I felt so overwhelmed. How had I washed, cooked, and worked so steadily and hard for so many children? All my strength seemed to have drained out of me. I knew I couldn’t cope with it anymore. I looked in the mirror, but the eyes I saw weren’t mine. The eyes in the mirror were empty and hopeless.
Eyes are the windows of your soul, a little voice taunted me while I stared.
“What soul?” said the face in the mirror.
Once there, in my deepest despair, I settled in for a long stay. I cried night and day for six weeks. I constantly woke Donna up at night, begging her to talk to me. My hope for a better earthly life was lost. I’d also forfeited my godhood by having my tubes tied.
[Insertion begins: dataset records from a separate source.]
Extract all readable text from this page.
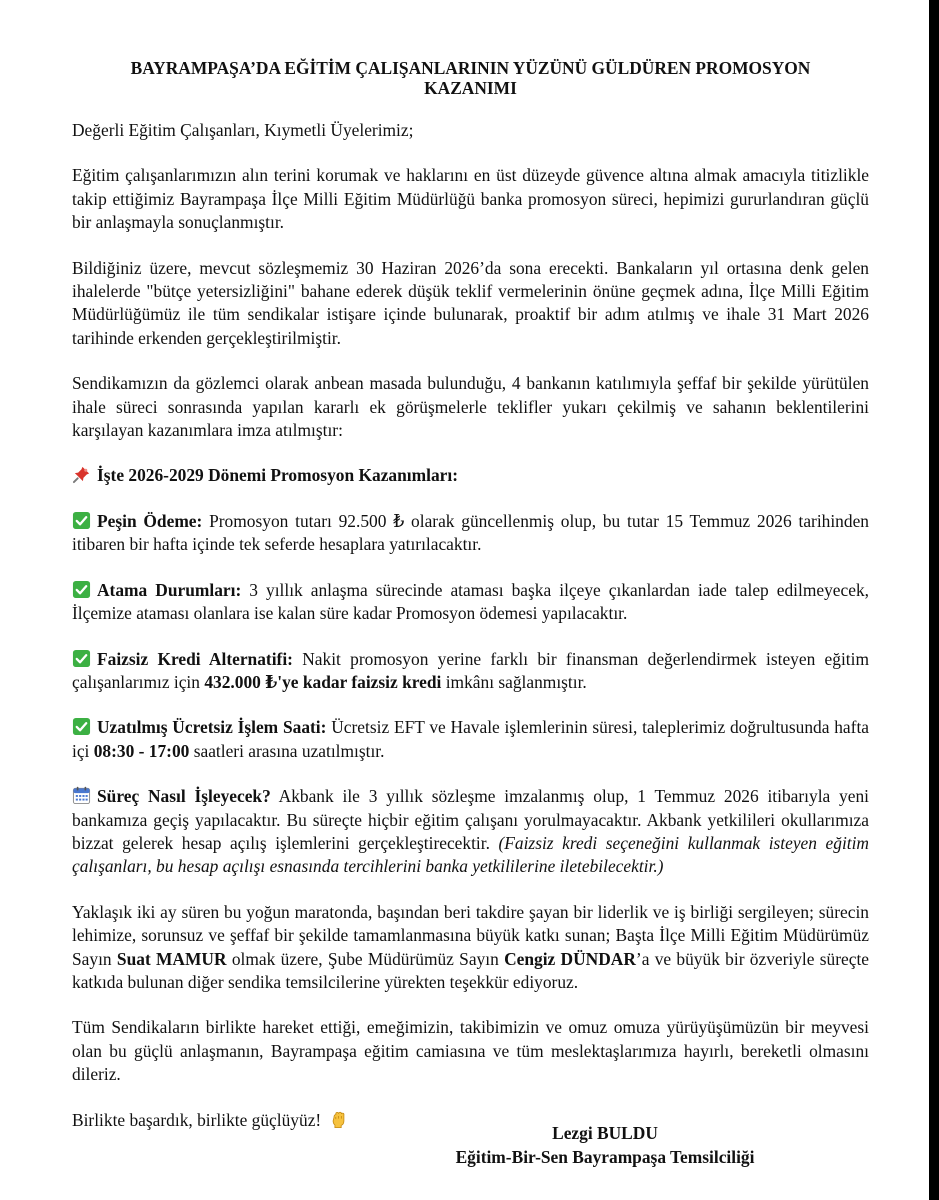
BAYRAMPAŞA’DA EĞİTİM ÇALIŞANLARININ YÜZÜNÜ GÜLDÜREN PROMOSYON KAZANIMI

Değerli Eğitim Çalışanları, Kıymetli Üyelerimiz;

Eğitim çalışanlarımızın alın terini korumak ve haklarını en üst düzeyde güvence altına almak amacıyla titizlikle takip ettiğimiz Bayrampaşa İlçe Milli Eğitim Müdürlüğü banka promosyon süreci, hepimizi gururlandıran güçlü bir anlaşmayla sonuçlanmıştır.

Bildiğiniz üzere, mevcut sözleşmemiz 30 Haziran 2026’da sona erecekti. Bankaların yıl ortasına denk gelen ihalelerde "bütçe yetersizliğini" bahane ederek düşük teklif vermelerinin önüne geçmek adına, İlçe Milli Eğitim Müdürlüğümüz ile tüm sendikalar istişare içinde bulunarak, proaktif bir adım atılmış ve ihale 31 Mart 2026 tarihinde erkenden gerçekleştirilmiştir.

Sendikamızın da gözlemci olarak anbean masada bulunduğu, 4 bankanın katılımıyla şeffaf bir şekilde yürütülen ihale süreci sonrasında yapılan kararlı ek görüşmelerle teklifler yukarı çekilmiş ve sahanın beklentilerini karşılayan kazanımlara imza atılmıştır:

İşte 2026-2029 Dönemi Promosyon Kazanımları:

Peşin Ödeme: Promosyon tutarı 92.500 ₺ olarak güncellenmiş olup, bu tutar 15 Temmuz 2026 tarihinden itibaren bir hafta içinde tek seferde hesaplara yatırılacaktır.

Atama Durumları: 3 yıllık anlaşma sürecinde ataması başka ilçeye çıkanlardan iade talep edilmeyecek, İlçemize ataması olanlara ise kalan süre kadar Promosyon ödemesi yapılacaktır.

Faizsiz Kredi Alternatifi: Nakit promosyon yerine farklı bir finansman değerlendirmek isteyen eğitim çalışanlarımız için 432.000 ₺'ye kadar faizsiz kredi imkânı sağlanmıştır.

Uzatılmış Ücretsiz İşlem Saati: Ücretsiz EFT ve Havale işlemlerinin süresi, taleplerimiz doğrultusunda hafta içi 08:30 - 17:00 saatleri arasına uzatılmıştır.

Süreç Nasıl İşleyecek? Akbank ile 3 yıllık sözleşme imzalanmış olup, 1 Temmuz 2026 itibarıyla yeni bankamıza geçiş yapılacaktır. Bu süreçte hiçbir eğitim çalışanı yorulmayacaktır. Akbank yetkilileri okullarımıza bizzat gelerek hesap açılış işlemlerini gerçekleştirecektir. (Faizsiz kredi seçeneğini kullanmak isteyen eğitim çalışanları, bu hesap açılışı esnasında tercihlerini banka yetkililerine iletebilecektir.)

Yaklaşık iki ay süren bu yoğun maratonda, başından beri takdire şayan bir liderlik ve iş birliği sergileyen; sürecin lehimize, sorunsuz ve şeffaf bir şekilde tamamlanmasına büyük katkı sunan; Başta İlçe Milli Eğitim Müdürümüz Sayın Suat MAMUR olmak üzere, Şube Müdürümüz Sayın Cengiz DÜNDAR’a ve büyük bir özveriyle süreçte katkıda bulunan diğer sendika temsilcilerine yürekten teşekkür ediyoruz.

Tüm Sendikaların birlikte hareket ettiği, emeğimizin, takibimizin ve omuz omuza yürüyüşümüzün bir meyvesi olan bu güçlü anlaşmanın, Bayrampaşa eğitim camiasına ve tüm meslektaşlarımıza hayırlı, bereketli olmasını dileriz.

Birlikte başardık, birlikte güçlüyüz!

Lezgi BULDU
Eğitim-Bir-Sen Bayrampaşa Temsilciliği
Moreover, my secret was out. Everyone seemed to know. Alma, who was now bishop of the Church of the Firstborn, counseled me to go back to the hospital and reverse my operation. “How could you do something so drastic?” he demanded. “There are spirits who are begging to come to Earth to obtain their bodies. There may still be a few you’ve covenanted to bring forth, and now you’ve denied them a chance to work out their salvation.”
&n
bsp; Because of his position, I didn’t dare refute him. But to myself, I thought, “My hell! Wasn’t thirteen kids enough?”
Another well-meaning friend asked me if it wasn’t feasible that I’d sinned against the Holy Ghost and thereby committed an unpardonable sin.
All the interrogating sent me into even more of a tailspin. My mind whipped me, screaming accusingly that I’d turned against the very God I tried so hard to serve. No one could have been more disappointed in me than I was in myself. I hadn’t followed Verlan’s counsel. I’d tied up the fountain of life. I’d sinned against the Holy Ghost. And if God wasn’t mad enough, Verlan made up for it.
At not quite thirty-five, I was alone, saddled with thirteen kids, and certain I could never enjoy sexual intimacy again. I couldn’t even love God. Where was he? The only fate I could foresee when I arrived at the pearly gates was a wrathful God thrusting me into the burning pits of Hell forever. If God intended to raise his hand to destroy me, then I’d beat him to it. My only recourse seemed to be suicide.
Incessantly, I cried to the Lord for forgiveness. But how could he forgive me for the unpardonable sin of which I’d been accused? I was emotionally incapable of caring for my children. Once more, Donna had to take on the full responsibility.
Reluctantly, I confided in Verlan that I wanted to kill myself. He was shocked. He immediately informed me that I was possessed by evil spirits. So he instructed me to sit quietly on the bed. Then he solemnly placed his hands on my head, and by the holy priesthood he held and in the name of Jesus Christ, he cast the evil spirits out. But the demons didn’t budge.
I felt worse than ever because I knew something Verlan didn’t. I wasn’t possessed. I was disillusioned, brokenhearted, rejected, and unloved. No exorcism would cast all that out of me. Now my husband also thought me to be filled with the Devil. There was no end to the agony.